Witness: Enron Executives Knew of Inflated Earnings

Jurors in the Enron trial hear a sixth day of testimony from the failed energy company's former head of investor relations, Mark Koenig. He has testified that Enron's earnings were sometimes changed at the last minute to please Wall Street and that top executives were aware of the changes.

MICHELE NORRIS, host:

In Houston today, jurors in the Enron trial heard a sixth day of testimony from the failed company's former head of investor relations, Mark Koenig. Koenig's job made him Enron's ambassador to Wall Street. He was the person to call if there were questions about the company's earnings, operations or forecast. Last week, he testified that Enron's earnings were sometimes changed at the last minute to please Wall Street, and that Enron's top executives, Ken Lay and Jeffrey Skilling, knew what was going on. Skilling's lawyer has spent the last four days trying to undermine that testimony.

Joining us now from Houston is NPR's Wade Goodwyn. Wade, tell me, how is Mr. Koenig holding up after four days of cross-examination?

WADE GOODWYN reporting:

Well, he's holding up pretty well. He's been a very tough witness for the defense to cross-examine, mostly because he comes across as so composed and knowledgeable. Today in particular the defense lawyers have gotten sharp with him, but not only does he hold the line, he often gets in effective jabs himself that help the government and hurt the defense. For example, when defense lawyers try to portray some of these conference calls with analysts as innocent, Koenig will speak up and say why he thinks these calls were, in fact, so misleading that they were criminal.

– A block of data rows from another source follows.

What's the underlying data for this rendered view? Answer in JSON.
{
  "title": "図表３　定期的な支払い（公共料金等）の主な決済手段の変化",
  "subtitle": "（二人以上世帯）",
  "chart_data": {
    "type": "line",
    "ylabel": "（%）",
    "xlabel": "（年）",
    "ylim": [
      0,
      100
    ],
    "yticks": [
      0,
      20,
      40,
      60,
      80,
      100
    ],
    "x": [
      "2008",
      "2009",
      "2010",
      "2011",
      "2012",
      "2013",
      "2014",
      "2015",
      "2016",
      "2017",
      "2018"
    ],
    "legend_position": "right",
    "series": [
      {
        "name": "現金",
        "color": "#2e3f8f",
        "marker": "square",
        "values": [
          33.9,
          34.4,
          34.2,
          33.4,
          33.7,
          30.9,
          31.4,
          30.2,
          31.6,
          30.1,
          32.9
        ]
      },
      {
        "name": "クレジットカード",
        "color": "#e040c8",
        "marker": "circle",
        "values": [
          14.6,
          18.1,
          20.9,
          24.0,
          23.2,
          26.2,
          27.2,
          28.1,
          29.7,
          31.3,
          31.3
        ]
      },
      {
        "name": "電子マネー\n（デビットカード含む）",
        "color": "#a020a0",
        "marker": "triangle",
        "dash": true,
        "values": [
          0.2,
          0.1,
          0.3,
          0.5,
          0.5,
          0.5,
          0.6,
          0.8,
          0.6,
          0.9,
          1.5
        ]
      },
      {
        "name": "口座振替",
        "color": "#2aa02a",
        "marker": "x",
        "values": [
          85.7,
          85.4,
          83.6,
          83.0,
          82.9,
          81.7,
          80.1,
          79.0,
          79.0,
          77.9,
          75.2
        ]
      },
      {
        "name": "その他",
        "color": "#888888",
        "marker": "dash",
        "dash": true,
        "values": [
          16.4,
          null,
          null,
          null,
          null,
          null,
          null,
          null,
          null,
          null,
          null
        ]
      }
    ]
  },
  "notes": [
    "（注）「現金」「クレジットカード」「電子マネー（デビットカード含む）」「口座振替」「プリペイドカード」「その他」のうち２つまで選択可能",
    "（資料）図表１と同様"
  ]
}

NORRIS: Mr. Koenig's appearance as the prosecutor's first witness was a bit of a surprise. Why was he chosen?

GOODWYN: Well, he's in charge of investor relations. It doesn't sound like an important title, but he had an important job. He related to the analysts whose opinions helped shape Enron's stock price, and so he was sitting in on all these conference calls between Jeff Skilling and the analysts during the last two years of Enron's life, and the government is especially focusing on the last year, 2001, and what Skilling was telling the analysts in these phone calls about what kind of financial shape Enron was in. Luckily for the government, all of these calls were recorded, so there's no dispute about what was said, which is often the first line of defense in these white collar trials. No, I didn't actually say that, or I didn't really mean that. In this case, the jury gets to hear exactly what Jeff Skilling and Ken Lay were saying, word for word.

NORRIS: So what was said?

GOODWYN: Different things in different calls, but the theme is the same. Koenig testified that he and Skilling misled analysts by not revealing the true financial situation of two of the company's biggest divisions, retail and broadband. For example, the retail division, which was called Enron Energy Services, they lost more than a quarter of a billion dollars in just one quarter. But instead of coming clean, Koenig testified that Enron secretly transferred those losses into its very profitable wholesale division. And in the conference calls, the jury heard Skilling tell analysts about all the tremendous performance of Enron Energy Services and Enron's broadband division, but Koenig said the analysts weren't getting the full story.

NORRIS: The defense strategy here is to prove that not only are Skilling and Lay innocent but that the other Enron executives who pleaded guilty are innocent, too. That seems like a pretty bold strategy.

GOODWYN: It's an audacious strategy. The defense theory is that except for CFO Andrew Fastow and two of his lieutenants in finance, nobody else at Enron committed any crime. There was a moment earlier in the week where during cross- examination Koenig got a little teary when Skilling's lawyer, Daniel Petrocelli, asked him how old his children were when Koenig pleaded guilty.

That kind of emphasized for the defense the pressure Koenig was under. Petrocelli tried to demonstrate to the jury that Koenig was in fact innocent, that he was coerced by the government. But that meant Koenig kept repeating the fact that he was guilty and describe all the ways he was guilty. And some of those acts involved Mr. Petrocelli's client, Jeff Skilling, being in the room, sitting right next to him and participating in those acts.

NORRIS: And Ken Lay and Jeffrey Skilling, what's their demeanor been in the courtroom?

GOODWYN: Mr. Skilling's demeanor, he looks tense. Mr. Lay looks grim. I think the ramifications of this trial are beginning to set in. Mr. Skilling's wife at one point began to cry during a break, and she had to be consoled. So just how high the stakes are for everybody is becoming apparent.

NORRIS: Thank you, Wade.

GOODWYN: My pleasure.

NORRIS: NPR's Wade Goodwyn, speaking to us from the courthouse in Houston.